Basu's strength, unarguably, lies in the narrative - a fact which jives well with his authorship of comic-book (a.k.a. graphic novel in the US) stories. In fact, he is one of the first popular Indian authors to have crossed over to the graphic novel genre and done interesting work there. In Turbulence, the whole narrative is so well illustrated with words, that the reader simply has to close one's eyes in between, and the story elements - the locations, the characters, the events - vividly appear and unfold in glorious three-dimensional detail onto two dimensions, much like a graphic novel/comic book, providing a tongue-to-the-wind vicarious thrill. Therefore, while I don't know if in the eyes of an intellectual (which I'm, emphatically, not) this would qualify as 'literature', but it's one hell of an enjoyable and exciting story. In fact, c'est brilliant!
Turbulence, by Samit Basu

Turbulence was originally published in 2010 (Have I been living under a rock? Why did I not read this earlier?!) in India by Hatchette India (a division of Hatchette UK). Earlier this month (July 6, 2012), Titan Publications released the book in paperback and kindle formats in the UK market, with the US release slated for sometime in 2013. Why this "wicked-stepmother"-like treatment towards the US, I don't know; apparently neither does the author. However, having breathlessly devoured, and being enthralled by, Basu's previous fantasy-genre opus, collectively known as the Gameworld Trilogy, I couldn't wait. Oh no. I hunted down a US seller specializing in exotic books (via Amazon US) and placed an order for the Hatchette India published edition. It took its time, finally arriving yesterday; I extracted it from our mailbox upon returning from work late in the evening, and thereafter, I was dead to the world. Dinner ate itself; my ever-favorite Rachel Maddow, Jon Stewart and Colbert on the telly came and went their sad way without finding me. Sheer exhaustion from the day dragged me to sleep at page 253; at work in the morning, I found a nice, quiet corner away from the lab, and unrepentantly immersed myself in the quest of finding out what happened to the protagonists, finally taking a breath at page 337. I heartily recommend the exhilarating experience.
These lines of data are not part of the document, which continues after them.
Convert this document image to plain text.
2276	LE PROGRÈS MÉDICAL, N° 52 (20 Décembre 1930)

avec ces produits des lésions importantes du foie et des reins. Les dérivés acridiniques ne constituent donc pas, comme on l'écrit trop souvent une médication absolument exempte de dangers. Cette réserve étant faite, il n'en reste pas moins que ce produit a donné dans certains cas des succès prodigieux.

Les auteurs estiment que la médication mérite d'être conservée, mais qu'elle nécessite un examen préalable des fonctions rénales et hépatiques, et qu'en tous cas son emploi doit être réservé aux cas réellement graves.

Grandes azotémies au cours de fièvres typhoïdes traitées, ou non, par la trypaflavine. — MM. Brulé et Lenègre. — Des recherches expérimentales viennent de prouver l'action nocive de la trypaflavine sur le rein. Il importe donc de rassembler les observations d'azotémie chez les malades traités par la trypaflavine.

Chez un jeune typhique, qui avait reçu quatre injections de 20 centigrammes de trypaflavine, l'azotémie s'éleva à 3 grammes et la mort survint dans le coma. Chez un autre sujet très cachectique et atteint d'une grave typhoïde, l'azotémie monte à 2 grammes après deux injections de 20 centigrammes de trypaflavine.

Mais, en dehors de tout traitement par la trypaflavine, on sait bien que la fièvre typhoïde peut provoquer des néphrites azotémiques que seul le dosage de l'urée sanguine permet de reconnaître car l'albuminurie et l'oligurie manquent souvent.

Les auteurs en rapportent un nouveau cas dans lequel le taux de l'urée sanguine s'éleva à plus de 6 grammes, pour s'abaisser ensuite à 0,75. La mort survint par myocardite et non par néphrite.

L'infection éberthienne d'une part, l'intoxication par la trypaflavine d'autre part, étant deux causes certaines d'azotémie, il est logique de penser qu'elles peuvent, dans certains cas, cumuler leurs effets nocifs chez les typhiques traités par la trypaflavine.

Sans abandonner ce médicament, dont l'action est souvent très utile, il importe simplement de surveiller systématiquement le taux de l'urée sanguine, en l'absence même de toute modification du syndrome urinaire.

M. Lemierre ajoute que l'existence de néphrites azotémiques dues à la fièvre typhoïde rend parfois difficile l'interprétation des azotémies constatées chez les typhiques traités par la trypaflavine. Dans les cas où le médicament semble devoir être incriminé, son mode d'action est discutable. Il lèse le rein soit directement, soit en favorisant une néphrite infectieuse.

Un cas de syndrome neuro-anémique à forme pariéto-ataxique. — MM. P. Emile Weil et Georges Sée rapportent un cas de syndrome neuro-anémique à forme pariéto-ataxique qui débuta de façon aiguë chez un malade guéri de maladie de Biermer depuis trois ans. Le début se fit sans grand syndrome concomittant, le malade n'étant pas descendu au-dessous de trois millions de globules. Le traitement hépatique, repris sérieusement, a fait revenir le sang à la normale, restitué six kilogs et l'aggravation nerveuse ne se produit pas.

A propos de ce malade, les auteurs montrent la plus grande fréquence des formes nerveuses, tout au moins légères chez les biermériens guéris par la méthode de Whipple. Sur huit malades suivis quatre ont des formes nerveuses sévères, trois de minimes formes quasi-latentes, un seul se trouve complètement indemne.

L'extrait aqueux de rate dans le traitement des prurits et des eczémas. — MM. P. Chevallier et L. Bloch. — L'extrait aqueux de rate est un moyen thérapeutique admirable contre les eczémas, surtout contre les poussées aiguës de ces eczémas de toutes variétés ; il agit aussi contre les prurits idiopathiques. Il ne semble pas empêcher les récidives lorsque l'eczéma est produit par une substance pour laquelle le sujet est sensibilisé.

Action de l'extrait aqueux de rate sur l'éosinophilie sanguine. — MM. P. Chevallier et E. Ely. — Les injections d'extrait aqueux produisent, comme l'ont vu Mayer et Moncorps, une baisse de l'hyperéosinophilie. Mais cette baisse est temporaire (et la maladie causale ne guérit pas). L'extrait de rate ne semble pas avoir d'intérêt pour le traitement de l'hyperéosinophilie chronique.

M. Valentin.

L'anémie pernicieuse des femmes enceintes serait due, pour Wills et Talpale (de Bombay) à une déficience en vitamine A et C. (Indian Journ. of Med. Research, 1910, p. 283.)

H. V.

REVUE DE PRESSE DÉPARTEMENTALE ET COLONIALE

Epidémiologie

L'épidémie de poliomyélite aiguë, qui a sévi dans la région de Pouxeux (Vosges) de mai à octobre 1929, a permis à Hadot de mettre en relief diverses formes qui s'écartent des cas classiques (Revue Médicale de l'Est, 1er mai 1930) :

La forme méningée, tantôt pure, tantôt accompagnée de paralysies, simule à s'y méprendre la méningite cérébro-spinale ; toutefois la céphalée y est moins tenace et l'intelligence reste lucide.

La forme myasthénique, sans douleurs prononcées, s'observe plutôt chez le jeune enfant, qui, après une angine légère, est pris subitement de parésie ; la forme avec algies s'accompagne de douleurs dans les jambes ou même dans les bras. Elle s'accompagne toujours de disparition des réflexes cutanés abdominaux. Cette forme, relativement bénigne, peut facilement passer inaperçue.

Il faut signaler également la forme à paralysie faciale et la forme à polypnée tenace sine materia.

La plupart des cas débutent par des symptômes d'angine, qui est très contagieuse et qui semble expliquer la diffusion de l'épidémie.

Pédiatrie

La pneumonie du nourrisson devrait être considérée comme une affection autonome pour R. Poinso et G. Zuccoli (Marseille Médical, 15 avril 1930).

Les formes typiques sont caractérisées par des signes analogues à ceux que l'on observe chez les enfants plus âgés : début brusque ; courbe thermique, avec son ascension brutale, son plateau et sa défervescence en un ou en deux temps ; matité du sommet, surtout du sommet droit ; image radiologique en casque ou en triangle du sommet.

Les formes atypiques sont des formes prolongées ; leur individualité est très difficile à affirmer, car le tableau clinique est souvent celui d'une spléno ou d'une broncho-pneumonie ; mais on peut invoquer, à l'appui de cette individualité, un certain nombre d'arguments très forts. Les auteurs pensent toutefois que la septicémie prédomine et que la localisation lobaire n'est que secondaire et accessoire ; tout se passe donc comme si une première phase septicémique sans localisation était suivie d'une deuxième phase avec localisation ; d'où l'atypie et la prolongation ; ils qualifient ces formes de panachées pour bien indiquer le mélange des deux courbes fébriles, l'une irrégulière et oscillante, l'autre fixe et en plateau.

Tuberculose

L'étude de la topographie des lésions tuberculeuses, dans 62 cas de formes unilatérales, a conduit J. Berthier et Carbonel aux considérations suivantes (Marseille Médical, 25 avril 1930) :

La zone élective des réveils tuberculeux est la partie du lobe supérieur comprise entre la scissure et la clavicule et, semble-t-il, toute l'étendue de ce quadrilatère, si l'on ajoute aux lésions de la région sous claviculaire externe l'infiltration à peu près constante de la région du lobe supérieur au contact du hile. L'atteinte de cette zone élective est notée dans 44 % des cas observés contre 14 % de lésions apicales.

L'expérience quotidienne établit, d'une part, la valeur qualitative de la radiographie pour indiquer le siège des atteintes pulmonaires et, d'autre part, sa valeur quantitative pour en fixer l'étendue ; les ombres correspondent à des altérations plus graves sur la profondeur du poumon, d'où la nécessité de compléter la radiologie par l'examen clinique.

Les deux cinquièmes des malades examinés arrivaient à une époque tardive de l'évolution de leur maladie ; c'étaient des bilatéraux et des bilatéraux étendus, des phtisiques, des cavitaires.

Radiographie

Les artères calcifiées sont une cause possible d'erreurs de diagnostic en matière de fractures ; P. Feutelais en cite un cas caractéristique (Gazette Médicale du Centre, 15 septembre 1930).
If you haven't read the book, do NOT read ahead!

Immersed deep into the glorious Marvel Universe (Go ahead, call me a geek!), I have some appreciation of comic book story lines. And therefore, I agree when author Ben Aaronovitch (of Doctor Who fame) indicates, in the blurb on the front cover, that the reader "... will demand a sequel!"

You peeked, didn't you? This is your last chance to turn back without reading the spoilers.

I made some curious and interesting observations related to the "sequelability" of Turbulence.
Hide SPOILERS, but oh! What's the use.
So, yes. Absolutely ripe for sequels. So when's the next, Samit?


  1. I am not reading this book but I am, definitely, reading anything, everything that you are going to write for us. I always think who you remind be of, now I finally get it: Vladimir Nabokov. I read his Pale Fire and Lolita and, I can say that if you continue writing, you are not far from being the Indian Nabokov we'll all be proud of!

  2. That is high praise indeed. I am not sure I can ever do justice to it... But thank you.